10” Pie crust   See below
·       3 eggs
·       2 2/3  cups pumpkin
·       1  cup sugar
·       ¾ teaspoon salt
·       1 ½ teaspoons cinnamon* –or a bit more for a spicier pie
·       ¾  teaspoon ground ginger
·       ½  teaspoon ground cloves–or a bit more for a spicier pie
·       2 ¼  cups evaporated milk or half and half

1.    Preheat oven to 425 degrees F.  Place pastry in pie pan and crimp edges.
2.    Beat eggs, then beat in remainder of ingredients.
3.    Pour into pastry-lined pan. (To prevent spills, place pie pan on oven rack or on open ven door when filling with pumpkin mixture.)
4.    Bake 15 minutes.  Reduce temperature to 350 degrees F. Bake 9” 45 minutes longer, 10” 55 minutes longer or until knife inserted in center comes out nearly clean or clean.
5.    Don’t over bake the pie.  Pumpkin is a custard pie and should shiver a bit when moved.
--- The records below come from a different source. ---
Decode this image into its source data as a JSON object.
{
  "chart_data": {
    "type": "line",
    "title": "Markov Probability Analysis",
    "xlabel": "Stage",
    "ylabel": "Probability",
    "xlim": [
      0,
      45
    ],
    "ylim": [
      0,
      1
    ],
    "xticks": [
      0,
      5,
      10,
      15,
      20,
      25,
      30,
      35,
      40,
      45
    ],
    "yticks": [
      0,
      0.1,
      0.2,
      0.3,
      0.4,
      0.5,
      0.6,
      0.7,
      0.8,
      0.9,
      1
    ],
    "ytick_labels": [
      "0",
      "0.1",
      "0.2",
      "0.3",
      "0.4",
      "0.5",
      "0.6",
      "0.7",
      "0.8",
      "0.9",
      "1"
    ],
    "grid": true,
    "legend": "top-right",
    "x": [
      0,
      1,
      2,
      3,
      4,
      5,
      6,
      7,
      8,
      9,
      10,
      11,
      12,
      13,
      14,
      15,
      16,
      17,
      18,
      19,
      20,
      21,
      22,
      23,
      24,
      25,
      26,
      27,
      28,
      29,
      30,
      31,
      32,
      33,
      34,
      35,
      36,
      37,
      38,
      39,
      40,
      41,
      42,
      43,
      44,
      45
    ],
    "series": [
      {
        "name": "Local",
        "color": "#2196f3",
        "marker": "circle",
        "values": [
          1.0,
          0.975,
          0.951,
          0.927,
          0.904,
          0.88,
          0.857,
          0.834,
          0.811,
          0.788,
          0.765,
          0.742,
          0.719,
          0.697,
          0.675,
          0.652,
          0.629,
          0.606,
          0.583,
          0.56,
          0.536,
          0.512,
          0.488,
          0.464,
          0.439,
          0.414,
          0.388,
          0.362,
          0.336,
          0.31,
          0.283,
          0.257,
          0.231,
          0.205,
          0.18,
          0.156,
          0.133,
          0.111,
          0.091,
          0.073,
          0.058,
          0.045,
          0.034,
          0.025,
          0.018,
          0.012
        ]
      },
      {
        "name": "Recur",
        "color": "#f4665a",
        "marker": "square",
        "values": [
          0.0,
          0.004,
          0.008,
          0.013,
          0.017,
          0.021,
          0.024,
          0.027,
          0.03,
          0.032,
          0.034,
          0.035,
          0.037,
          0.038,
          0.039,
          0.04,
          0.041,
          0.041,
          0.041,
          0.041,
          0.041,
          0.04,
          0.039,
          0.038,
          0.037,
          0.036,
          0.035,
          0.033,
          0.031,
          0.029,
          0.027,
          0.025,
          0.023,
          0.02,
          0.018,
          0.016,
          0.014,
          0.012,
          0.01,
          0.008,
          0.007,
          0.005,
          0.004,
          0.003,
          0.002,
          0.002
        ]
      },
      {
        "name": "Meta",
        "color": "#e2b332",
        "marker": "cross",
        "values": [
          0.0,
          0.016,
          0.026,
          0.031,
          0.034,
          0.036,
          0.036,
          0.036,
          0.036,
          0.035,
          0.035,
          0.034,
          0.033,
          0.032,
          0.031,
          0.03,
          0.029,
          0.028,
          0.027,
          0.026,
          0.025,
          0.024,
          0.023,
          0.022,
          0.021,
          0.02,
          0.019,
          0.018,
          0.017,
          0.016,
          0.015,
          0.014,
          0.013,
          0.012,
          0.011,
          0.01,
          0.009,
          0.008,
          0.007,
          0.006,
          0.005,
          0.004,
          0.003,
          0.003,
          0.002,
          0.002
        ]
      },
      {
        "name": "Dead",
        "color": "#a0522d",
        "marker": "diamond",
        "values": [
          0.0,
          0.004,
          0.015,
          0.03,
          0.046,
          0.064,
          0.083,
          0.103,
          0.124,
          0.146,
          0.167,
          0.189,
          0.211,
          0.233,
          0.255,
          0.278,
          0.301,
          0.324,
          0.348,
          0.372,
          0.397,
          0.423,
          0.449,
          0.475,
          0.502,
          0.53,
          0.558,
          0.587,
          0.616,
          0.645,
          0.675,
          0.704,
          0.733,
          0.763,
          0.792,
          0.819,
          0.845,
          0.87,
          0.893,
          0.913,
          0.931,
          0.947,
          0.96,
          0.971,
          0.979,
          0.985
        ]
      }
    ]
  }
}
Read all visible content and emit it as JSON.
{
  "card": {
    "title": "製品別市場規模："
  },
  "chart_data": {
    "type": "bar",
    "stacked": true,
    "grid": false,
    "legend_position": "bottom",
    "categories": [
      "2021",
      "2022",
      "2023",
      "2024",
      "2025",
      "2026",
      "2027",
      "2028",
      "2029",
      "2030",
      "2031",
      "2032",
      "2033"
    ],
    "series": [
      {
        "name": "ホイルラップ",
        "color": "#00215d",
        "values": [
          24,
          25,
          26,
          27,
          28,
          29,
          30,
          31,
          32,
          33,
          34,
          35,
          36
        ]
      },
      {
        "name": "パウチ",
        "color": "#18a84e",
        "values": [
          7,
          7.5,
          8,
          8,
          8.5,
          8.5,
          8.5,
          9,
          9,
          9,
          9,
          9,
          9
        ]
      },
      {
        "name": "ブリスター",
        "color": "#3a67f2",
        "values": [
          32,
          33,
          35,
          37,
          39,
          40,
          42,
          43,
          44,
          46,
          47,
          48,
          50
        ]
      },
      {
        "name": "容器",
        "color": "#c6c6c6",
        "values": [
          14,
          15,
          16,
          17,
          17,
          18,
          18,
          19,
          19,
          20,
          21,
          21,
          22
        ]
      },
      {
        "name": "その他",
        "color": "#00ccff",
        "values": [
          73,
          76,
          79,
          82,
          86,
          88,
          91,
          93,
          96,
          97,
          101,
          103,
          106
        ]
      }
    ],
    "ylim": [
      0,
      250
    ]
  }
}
Cool on rack.  If not using that day, refrigerate.  Bring to room temperature before serving with whipped cream.  Store leftovers loosely wrapped in the refrigerator.  They won’t last long.
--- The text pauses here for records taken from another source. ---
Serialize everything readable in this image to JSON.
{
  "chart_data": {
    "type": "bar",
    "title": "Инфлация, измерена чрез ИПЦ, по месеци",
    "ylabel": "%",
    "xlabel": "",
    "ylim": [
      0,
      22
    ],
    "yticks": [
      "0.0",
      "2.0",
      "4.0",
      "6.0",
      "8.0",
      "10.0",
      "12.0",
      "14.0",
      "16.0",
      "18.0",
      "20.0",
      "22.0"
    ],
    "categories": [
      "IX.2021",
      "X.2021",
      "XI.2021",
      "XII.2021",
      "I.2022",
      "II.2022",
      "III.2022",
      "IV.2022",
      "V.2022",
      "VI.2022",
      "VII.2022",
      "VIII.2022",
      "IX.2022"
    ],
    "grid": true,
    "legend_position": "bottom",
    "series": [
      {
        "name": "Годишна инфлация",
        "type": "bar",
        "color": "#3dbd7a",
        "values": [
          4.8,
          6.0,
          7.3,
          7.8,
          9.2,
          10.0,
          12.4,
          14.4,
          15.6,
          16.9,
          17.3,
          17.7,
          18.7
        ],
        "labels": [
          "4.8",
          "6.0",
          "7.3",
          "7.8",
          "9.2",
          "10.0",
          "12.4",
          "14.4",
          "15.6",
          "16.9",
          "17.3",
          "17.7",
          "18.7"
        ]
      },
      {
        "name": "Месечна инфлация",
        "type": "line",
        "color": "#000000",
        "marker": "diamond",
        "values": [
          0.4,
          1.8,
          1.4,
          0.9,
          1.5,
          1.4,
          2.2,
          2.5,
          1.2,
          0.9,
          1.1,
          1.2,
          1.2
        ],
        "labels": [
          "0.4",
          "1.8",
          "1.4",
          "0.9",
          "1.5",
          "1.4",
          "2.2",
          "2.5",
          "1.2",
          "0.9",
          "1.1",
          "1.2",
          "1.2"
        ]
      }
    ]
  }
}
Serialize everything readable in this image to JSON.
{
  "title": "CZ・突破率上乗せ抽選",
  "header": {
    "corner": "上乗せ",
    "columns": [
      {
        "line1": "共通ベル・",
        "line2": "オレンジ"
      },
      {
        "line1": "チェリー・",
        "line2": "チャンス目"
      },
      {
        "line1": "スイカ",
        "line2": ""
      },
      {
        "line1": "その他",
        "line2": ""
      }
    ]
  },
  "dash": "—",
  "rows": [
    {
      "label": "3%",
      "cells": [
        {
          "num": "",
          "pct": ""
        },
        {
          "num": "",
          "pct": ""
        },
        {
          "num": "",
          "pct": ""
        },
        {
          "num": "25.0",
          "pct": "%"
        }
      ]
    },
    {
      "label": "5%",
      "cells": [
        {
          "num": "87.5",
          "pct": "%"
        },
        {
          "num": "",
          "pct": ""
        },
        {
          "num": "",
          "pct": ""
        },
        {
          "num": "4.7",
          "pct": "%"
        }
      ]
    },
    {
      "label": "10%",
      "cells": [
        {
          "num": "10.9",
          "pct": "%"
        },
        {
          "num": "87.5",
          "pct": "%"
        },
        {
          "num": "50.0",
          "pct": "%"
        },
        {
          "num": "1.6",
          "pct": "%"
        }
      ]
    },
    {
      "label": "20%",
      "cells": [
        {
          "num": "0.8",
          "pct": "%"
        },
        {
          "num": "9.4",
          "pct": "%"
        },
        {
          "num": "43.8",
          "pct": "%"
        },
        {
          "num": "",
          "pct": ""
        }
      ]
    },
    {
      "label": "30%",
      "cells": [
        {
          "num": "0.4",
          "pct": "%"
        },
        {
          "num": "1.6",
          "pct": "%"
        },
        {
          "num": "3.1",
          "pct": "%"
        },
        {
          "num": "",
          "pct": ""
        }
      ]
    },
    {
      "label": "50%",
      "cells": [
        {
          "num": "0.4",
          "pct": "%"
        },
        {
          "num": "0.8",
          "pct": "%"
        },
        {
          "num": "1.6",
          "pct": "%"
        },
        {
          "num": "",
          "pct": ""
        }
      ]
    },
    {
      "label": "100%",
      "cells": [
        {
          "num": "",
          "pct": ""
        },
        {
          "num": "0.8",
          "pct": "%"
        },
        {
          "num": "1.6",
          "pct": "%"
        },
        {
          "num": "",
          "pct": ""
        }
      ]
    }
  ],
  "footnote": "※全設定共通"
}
* I like Penzey’s Vietnamese cinnamon

Pâte brisée or Shortcrust : Into a large bowl or the bowl of a food processor, measure 1 1/3 cups all-purpose flour and 1 teaspoon kosher salt.* With a pastry blender in the bowl or steel knife in the food processor, cut in 1/2 cup (1/4 pound–4 ounces )very cold butter until you have pieces both smaller and larger than peas.  Slowly pour in approximately 1/4 cup ice water and stir or process until dough begins to cling together and form a ball.  Using hands, quickly pat the dough into a ball and then into a flat disc to firm it up.  Roll out on a floured board or counter (or between sheets of waxed paper on a damp counter) first in the four cardinal directions (north, south, east, west) and then in the intervening ones (northeast, etc.) until dough is about 1/4-inch thick and is 1-2 inches larger than your 9 or 10-inch pie plate (or tart pan).  Roll dough loosely around the rolling pin and then unroll into the pie plate.   You can also fold dough in half and in half again and then transfer it to the lower right quadrant of your pan.  Unfold and unfold again. Trim, crimp with fingers or fork, and fill pie while on a baking sheet on the oven rack to avoid spills.   You can also chill the empty crust in the refrigerator –or store it covered in the freezer– if not using right away. 

Cook’s Note:   Many people refrigerate the crust  a half an hour before rolling out no matter what so that it is quite cold upon hitting the hot oven.  If I work quickly and it’s not a hot day, I don’t find this necessary.

* This crust is on the edge of  being a tiny bit salty–just on the edge, mind you; you can cut the salt in half if you don’t like salt.  I don’t add any sugar as I’m fond of the juxtaposition of the sweet filling versus a tad salty and crispy pastry, but some people add a couple of teaspoons or even a tablespoon.